El cervantino patio de Monipodio representa un punto de reunión de ladrones, mendigos, falsos mutilados, supuestos estudiantes y prostitutas, que debían pagar un “impuesto de circulación” –si los finos permiten el término- para ejercer su oficio con tranquilidad. Era la institucionalización de la trapacería donde la corrupción no era parte del sistema sino el sistema mismo. Pérez de Ayala decía que, cuando la estafa adquiere cierta envergadura, toma un nombre decente, que representa la diferencia entre el ladrón aislado y el robo como organización, como parte del orden establecido. Wenceslao Fernández Flórez ironizaba en un artículo periodístico sobre la necesidad de nacionalizar el hurto para evitar los abusos de los atracados que decían haber sido desprendidos de miles de pesetas cuando el monto del robo no llegaba a cinco duros y eso no se podía consentir. Era la forma de poner cierto sesgo de moralidad a lo inevitable.

era la institucionalización de la trapacería donde la corrupción no era parte del sistema sino el sistema mismo

En España ya no puede considerarse que la corrupción se deba a la falta de ética y escrúpulos de personas concretas y aisladas, sino la consecuencia de un Estado fallido donde la política queda reducida al sometimiento a esa realidad impuesta como inconcusa de las exigencias del dinero, mientras el valor de cambio se convierte en el único criterio tanto en la gestión de lo público como en el de las actitudes morales privadas. Un escenario propicio para que crezca la corrupción. Ya no existen barreras políticas ni éticas, pues la centralidad autoritaria del sistema favorece que se muestre como irreversible y, consecuentemente, con la potestad de actuar con toda crudeza ante una ciudadanía compelida. La sucesión de escándalos que están salpicando la vida pública española produce que la ciudadanía, por su parte, vea a la clase política como uno de los principales problemas del país. Negocios y política se mezclan indecorosamente con dirigentes públicos que pasan de las responsabilidades institucionales a los consejos de administración en un salto obsceno  donde el establishment maneja los hilos del poder.

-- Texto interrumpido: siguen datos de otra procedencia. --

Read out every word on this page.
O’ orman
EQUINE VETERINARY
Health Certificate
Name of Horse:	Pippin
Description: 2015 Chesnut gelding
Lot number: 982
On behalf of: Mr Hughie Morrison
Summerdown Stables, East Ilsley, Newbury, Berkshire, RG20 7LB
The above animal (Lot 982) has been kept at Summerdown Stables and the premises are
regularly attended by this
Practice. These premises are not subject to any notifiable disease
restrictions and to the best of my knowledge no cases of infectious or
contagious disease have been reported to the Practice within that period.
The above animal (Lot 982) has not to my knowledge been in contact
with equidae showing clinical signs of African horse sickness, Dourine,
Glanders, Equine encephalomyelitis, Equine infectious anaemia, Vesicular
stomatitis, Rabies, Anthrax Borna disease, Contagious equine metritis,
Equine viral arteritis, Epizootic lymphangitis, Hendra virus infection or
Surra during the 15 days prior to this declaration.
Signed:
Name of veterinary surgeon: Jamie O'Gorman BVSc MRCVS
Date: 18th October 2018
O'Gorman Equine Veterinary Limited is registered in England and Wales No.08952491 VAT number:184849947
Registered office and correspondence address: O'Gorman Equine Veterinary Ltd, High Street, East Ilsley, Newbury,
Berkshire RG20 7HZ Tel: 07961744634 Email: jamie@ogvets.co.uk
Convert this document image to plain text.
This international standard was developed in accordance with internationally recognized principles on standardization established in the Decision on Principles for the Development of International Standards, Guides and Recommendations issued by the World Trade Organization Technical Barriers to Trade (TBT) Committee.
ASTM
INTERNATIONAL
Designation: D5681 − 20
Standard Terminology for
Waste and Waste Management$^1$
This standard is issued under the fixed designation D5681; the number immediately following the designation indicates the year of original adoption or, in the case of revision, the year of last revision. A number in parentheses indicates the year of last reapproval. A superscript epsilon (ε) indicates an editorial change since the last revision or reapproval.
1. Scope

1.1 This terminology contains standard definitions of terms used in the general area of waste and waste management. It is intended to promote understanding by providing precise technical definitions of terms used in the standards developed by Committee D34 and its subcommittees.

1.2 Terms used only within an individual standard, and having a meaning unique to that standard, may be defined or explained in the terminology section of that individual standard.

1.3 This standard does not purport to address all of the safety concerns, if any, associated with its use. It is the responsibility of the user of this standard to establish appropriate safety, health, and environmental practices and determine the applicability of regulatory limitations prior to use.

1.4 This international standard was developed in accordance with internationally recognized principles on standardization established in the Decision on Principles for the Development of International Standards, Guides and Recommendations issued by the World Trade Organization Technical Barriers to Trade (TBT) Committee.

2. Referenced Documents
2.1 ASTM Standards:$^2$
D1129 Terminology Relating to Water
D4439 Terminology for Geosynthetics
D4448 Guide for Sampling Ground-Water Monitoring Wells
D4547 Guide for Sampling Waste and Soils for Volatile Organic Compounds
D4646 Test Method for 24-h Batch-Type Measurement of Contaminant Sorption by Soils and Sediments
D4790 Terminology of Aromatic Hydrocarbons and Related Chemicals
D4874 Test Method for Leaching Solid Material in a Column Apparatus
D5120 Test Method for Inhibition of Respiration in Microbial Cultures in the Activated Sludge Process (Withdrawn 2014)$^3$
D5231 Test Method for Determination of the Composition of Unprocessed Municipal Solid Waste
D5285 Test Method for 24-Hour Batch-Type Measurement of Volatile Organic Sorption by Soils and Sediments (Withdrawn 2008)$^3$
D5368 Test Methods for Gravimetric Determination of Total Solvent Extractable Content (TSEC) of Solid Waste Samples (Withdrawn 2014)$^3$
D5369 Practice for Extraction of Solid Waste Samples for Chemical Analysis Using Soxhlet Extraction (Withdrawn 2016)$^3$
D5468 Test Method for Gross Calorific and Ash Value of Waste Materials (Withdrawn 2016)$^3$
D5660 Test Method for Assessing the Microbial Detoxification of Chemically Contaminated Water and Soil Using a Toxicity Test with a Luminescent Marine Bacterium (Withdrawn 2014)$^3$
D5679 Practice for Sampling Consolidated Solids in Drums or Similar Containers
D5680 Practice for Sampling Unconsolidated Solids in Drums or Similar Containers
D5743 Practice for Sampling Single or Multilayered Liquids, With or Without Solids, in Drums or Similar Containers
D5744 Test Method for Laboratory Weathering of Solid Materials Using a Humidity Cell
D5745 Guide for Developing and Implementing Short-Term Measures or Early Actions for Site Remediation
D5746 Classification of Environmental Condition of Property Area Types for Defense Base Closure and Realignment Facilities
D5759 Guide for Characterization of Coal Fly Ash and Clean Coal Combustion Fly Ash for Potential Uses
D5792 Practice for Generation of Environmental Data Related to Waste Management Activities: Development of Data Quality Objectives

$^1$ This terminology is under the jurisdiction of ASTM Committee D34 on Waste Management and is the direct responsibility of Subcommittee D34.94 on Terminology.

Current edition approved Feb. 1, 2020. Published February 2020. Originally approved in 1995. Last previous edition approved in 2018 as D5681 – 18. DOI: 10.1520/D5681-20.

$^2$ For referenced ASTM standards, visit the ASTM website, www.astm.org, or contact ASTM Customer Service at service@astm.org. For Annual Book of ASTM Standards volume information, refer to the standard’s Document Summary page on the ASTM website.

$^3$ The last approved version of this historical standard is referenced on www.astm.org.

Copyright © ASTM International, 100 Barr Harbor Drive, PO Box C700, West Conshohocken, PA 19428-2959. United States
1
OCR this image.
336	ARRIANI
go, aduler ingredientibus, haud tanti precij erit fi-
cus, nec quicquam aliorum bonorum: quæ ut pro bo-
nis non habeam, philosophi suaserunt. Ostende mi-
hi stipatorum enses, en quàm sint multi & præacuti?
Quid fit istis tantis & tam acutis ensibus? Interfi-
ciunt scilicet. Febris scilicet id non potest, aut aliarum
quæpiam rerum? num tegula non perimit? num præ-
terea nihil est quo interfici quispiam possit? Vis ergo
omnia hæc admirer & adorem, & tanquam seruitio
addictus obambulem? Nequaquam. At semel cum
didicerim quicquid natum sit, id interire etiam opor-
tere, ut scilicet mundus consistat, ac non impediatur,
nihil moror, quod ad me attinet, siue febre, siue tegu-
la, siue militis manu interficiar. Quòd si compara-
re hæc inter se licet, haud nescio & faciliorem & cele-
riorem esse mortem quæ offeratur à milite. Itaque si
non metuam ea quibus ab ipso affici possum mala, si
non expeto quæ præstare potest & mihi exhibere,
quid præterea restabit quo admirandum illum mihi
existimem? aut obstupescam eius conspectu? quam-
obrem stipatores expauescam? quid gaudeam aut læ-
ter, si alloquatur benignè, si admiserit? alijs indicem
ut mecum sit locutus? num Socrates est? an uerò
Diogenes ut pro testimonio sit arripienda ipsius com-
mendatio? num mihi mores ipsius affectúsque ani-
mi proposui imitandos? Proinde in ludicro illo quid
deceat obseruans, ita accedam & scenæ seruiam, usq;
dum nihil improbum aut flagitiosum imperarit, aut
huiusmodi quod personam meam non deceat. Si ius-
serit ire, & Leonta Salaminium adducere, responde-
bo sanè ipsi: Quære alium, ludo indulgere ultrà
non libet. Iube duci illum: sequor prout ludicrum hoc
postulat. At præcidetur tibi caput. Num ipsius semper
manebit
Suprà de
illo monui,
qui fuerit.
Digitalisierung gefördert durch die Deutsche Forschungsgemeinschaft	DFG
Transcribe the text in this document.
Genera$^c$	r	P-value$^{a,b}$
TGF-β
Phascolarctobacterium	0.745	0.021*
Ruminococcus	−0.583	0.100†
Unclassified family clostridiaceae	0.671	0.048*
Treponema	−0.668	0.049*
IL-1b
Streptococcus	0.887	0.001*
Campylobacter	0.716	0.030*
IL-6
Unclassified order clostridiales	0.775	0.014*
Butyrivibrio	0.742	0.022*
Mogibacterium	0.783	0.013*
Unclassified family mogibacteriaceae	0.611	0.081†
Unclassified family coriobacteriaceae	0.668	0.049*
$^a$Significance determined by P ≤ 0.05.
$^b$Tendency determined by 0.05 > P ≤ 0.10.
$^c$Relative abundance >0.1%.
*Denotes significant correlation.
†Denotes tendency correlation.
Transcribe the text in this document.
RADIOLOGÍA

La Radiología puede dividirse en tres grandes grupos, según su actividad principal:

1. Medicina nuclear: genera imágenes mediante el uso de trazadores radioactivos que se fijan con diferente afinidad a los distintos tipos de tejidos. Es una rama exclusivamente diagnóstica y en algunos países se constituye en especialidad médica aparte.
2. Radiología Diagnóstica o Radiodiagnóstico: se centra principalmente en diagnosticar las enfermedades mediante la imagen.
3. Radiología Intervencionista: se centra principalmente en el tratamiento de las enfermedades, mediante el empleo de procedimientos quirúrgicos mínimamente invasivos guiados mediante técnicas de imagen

La dictadura de la rapiña se convierte en una realidad impuesta

La dictadura de la rapiña se convierte en una realidad impuesta. Para Ortega cuando se volatilizan los demás valores queda siempre el dinero, que, a fuer de elemento material, no puede volatilizarse. O, de otro modo: el dinero no manda más que cuando no hay otro principio que mande. Quizá no sea casual que haya aparecido en este tiempo el esqueleto de Ricardo III hallado en un aparcamiento de Leicester, y a quien la historia señaló como un hombre desagradable, ambicioso, cruel y sin escrúpulos, que, como Creonte, anteponía su soberanía a cualquier otro valor.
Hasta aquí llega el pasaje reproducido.